Nightmares. The tension returning to Cliff's jaw gives him away, how very ill-informed he is about what his sister's been going through. It's brief, there and gone again, easily explained away as he mutters, "I wouldn't want to stay in that trailer either." The sympathy's sincere, short-lived as it is. One of his few remaining cookies is dunked in his cooling coffee, the palmier permitted to drip into the mug a bit before he brings it up for a bite. "Not sure I can keep up with the company you're used to keeping," is a half-lie, a gentle jab at the big-money names he's dropping, so far removed from his own trailer park childhood, "but I could use to get out while I've got the chance, before I find myself enough work to keep too distracted for a social life of my own." Reaching for his phone, he asks, "Where can I find you?"

"We do a lot of sitting around and talking and drinking," Justin points out. "It's not too hard to keep up, unless you can't hold your liquor." He grins just a little bit, then. "We don't move very fast." He gives Clifford both his address at 11 Bayside Road, number, and email. "Alright then, it's a deal. We'll try and make sure that the other does not get so caught up in work that cobwebs grow between us and our desks." He finishes off his cup of coffee and his cookie then and says, "I have a couple more stops I need to make this afternoon, but let's do something this week.

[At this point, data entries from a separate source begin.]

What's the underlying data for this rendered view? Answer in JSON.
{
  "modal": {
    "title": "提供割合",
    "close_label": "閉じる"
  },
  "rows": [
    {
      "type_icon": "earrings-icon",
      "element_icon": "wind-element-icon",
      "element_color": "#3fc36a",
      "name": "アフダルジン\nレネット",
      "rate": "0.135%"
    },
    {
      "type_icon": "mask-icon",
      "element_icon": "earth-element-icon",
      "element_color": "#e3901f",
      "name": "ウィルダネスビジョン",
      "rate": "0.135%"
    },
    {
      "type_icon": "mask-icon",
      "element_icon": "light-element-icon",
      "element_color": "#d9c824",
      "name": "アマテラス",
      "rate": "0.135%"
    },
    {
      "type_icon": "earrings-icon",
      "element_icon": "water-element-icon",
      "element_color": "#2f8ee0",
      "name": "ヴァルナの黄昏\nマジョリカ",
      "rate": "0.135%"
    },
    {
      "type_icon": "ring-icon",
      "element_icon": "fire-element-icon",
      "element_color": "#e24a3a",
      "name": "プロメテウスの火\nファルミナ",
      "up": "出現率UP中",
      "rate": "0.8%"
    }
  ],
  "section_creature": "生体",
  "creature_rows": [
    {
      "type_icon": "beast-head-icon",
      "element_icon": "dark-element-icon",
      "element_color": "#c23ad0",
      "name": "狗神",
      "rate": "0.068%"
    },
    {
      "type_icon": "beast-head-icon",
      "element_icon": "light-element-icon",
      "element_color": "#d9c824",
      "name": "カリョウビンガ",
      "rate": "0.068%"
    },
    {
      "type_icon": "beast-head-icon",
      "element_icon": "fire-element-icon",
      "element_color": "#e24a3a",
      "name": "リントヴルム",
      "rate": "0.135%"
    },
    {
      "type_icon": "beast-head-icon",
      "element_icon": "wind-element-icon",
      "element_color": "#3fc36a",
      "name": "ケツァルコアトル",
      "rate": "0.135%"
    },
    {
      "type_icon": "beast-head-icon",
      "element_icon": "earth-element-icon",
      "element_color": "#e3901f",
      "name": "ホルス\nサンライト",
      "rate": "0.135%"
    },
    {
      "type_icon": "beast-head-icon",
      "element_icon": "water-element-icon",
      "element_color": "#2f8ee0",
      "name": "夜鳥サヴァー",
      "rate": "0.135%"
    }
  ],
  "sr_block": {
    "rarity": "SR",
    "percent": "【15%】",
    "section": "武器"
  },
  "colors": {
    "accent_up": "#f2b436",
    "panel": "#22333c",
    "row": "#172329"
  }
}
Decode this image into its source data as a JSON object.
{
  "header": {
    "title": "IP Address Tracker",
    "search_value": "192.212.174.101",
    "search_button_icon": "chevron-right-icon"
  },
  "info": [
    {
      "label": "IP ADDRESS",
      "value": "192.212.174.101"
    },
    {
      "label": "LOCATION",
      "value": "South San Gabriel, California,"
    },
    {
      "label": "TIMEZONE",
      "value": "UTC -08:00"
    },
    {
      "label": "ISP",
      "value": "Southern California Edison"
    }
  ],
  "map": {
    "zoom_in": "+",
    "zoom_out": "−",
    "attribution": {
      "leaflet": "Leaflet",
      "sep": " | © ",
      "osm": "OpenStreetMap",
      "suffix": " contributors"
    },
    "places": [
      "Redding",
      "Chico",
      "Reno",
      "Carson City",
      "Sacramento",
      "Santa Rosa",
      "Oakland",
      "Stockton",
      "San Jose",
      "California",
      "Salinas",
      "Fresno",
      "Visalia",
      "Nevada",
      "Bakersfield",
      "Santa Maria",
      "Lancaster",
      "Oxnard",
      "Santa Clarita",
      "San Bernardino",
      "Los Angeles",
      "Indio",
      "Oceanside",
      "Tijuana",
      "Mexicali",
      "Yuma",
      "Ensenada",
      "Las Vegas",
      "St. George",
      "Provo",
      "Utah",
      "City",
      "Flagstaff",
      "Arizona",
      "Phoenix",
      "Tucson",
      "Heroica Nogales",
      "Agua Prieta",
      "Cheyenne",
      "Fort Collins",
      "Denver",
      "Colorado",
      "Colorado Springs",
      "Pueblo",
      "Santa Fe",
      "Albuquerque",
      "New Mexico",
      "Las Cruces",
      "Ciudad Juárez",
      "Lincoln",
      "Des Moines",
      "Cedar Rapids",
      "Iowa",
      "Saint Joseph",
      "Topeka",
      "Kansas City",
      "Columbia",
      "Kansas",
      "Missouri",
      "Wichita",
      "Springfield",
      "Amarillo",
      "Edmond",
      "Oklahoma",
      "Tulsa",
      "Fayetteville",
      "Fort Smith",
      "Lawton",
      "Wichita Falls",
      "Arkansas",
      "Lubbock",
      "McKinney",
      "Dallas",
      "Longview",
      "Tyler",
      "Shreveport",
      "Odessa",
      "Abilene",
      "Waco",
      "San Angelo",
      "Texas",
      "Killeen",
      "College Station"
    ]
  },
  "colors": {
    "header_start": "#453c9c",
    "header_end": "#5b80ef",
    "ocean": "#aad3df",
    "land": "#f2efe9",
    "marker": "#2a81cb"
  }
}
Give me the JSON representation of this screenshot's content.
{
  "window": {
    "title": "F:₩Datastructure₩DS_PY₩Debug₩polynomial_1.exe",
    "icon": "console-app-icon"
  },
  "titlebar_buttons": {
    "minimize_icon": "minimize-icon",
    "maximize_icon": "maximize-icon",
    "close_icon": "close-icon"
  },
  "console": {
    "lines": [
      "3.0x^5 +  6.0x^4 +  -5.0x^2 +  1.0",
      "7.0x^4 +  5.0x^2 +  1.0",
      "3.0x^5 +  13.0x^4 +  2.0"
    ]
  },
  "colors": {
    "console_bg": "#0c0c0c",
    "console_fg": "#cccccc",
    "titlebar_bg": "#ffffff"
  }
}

Let me know what night's good for you."

"Depends on what you're drinking," Cliff counters with an effortless grin, all that charm that's been at odds with more complicated emotions. Once he's got Justin's information down, he sends off a quick text that just says, 'Reciprocation,' to offer his number back, no address or email to go with it. Yet. "Sounds like a plan." There's a little wobble of his hand for days, but it comes with a nod, confirmation that he'll give his workload a once-over and figure out when he might be willing and able to pry himself free. "It was good talking with you, Justin. And I'm glad my baby sister's got you looking out for her. Glad to hear the project's such a good fit." The simple, "Thanks," he offers sounds entirely sincere.

Justin chuckles at that and says, "True enough." Then he rises and he buttons his coat back up, picking up the to go bag of things to take back to the house, and smiles. "It was good to see you again. It's been too long." Then he nods and says, "Hey, she's my best friend. And she's been there for me more times than I can count over the years. I'm lucky to have her looking out for me, too." He grins then, and lifts a hand in a wave. "Talk to you later this week." And with that, he heads toward the door, opening it and bracing himself to duck out once more into the snow and slush.